# Machine Learning with scikit-learn

Tutors: Jaime Rodríguez-Guerra (jaime.rodriguez@charite.de), Jan Philipp Albrecht (j.p.albrecht@fu-berlin.de)

> Based on [previous work](https://github.com/volkamerlab/TeachOpenCADD/blob/master/talktorials/7_machine_learning/T7_machine_learning.ipynb) by Jan Philipp Albrecht and Jacob Gora

# 1. Aims of this session

Familiarize yourself with the ground concepts of machine learning while you apply popular algorithms and patterns in Python's `scikit-learn`.

# Learning goals


## Theory

* Machine Learning (ML) methods
* Data preparation

## Practical

* Prepare your data
* Use regression to find correlations between MMSE and hippocampus volume
* Apply Random Forests to predict Alzheimer's disease based on volumetric measurements and other variables
* Cluster with k-means to guess the thresholds used for MMSE-based diagnosis
* Validate your models

# References

* ML:
    * Random forest (RF): [http://ect.bell-labs.com/who/tkh/publications/papers/odt.pdf](http://ect.bell-labs.com/who/tkh/publications/papers/odt.pdf)
    * Support vector machines (SVM): [https://link.springer.com/article/10.1007%2FBF00994018](https://link.springer.com/article/10.1007%2FBF00994018)
    * Artificial neural networks (ANN): [https://www.frontiersin.org/research-topics/4817/artificial-neural-networks-as-models-of-neural-information-processing](https://www.frontiersin.org/research-topics/4817/artificial-neural-networks-as-models-of-neural-information-processing)
* Performance: 
    * [Sensitivity and specificity (Wikipedia)](https://en.wikipedia.org/wiki/Sensitivity_and_specificity)
    * [Roc curve and AUC (Wikipedia)](https://en.wikipedia.org/wiki/Receiver_operating_characteristic#Area_under_the_curve)
* See also [this notebook by B. Merget](https://github.com/Team-SKI/Publications/tree/master/Profiling_prediction_of_kinase_inhibitors) from [*J. Med. Chem.*, 2017, 60, 474−485](https://pubs.acs.org/doi/10.1021/acs.jmedchem.6b01611) 

## Theory


### Supervised vs unsupervised learning

In supervised learning, the algorithm is fed data that is well labelled (e.g. classification); e.g. some of the data will be tagged with/as the correct answer. In unsupervised learning, the algorithm infers the labels (e.g. clustering).


### Machine Learning (ML)

ML can be applied for (see also [scikit-learn page](http://scikit-learn.org/stable/)):

* **Classification (supervised)**: Identify to which category an object belongs (Nearest neighbors, Naive Bayes, RF, SVM, ...)
* **Regression**: Prediction of a continuous-values attribute associated with an object
* **Clustering (unsupervised)**: Automated grouping of similar objects into sets

#### Supervised learning

Learning algorithm creates rules by finding patterns in the training data. 

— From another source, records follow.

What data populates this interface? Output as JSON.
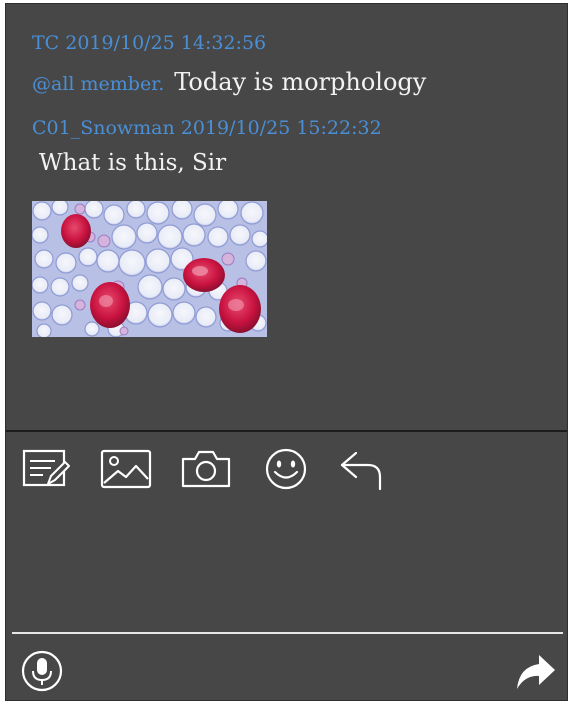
{
  "chat": {
    "messages": [
      {
        "sender": "TC",
        "timestamp": "2019/10/25 14:32:56",
        "header": "TC 2019/10/25 14:32:56",
        "mention": "@all member.",
        "text": "Today is morphology"
      },
      {
        "sender": "C01_Snowman",
        "timestamp": "2019/10/25 15:22:32",
        "header": "C01_Snowman 2019/10/25 15:22:32",
        "text": "What is this, Sir",
        "attachment": "microscope-image"
      }
    ]
  },
  "toolbar": {
    "icons": [
      "note-edit-icon",
      "image-icon",
      "camera-icon",
      "emoji-icon",
      "back-arrow-icon"
    ]
  },
  "footer": {
    "left_icon": "microphone-icon",
    "right_icon": "send-arrow-icon"
  },
  "colors": {
    "panel_bg": "#474747",
    "meta_text": "#4a8fd6",
    "message_text": "#f2f2f2",
    "icon": "#ffffff"
  }
}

* **Decision trees**: A decision tree is a flowchart-like structure in which each internal node represents a "test" on an attribute, each branch represents the outcome of the test, and each leaf node represents a class label (decision taken after computing all attributes). The paths from root to leaf represent classification rules.
* **Random Forest (RF)**: Multiple decision trees which produce a mean prediction.
* **Support Vector Machines (SVM)**: SVMs can efficiently perform a non-linear classification using what is called the kernel trick, implicitly mapping their inputs into high-dimensional feature spaces. Classifier based on the idea of maximizing the margin as objective function.  

 
#### Validation strategies

All models must be validated before using them!

__Train-test split__

The data is split _beforehand_ in two sets:

* The training set, which will be used to _train_ the model.
* The testing set, which will be used to validate the answer provided by the trained model. This data shouldn't have been _seen_ by the model.

There are several criteria to split the data into these two sets, but a common one is a random split where 20% of the data goes to the testing set and the remaining 80% goes to the training set. This is called a 80/20 split.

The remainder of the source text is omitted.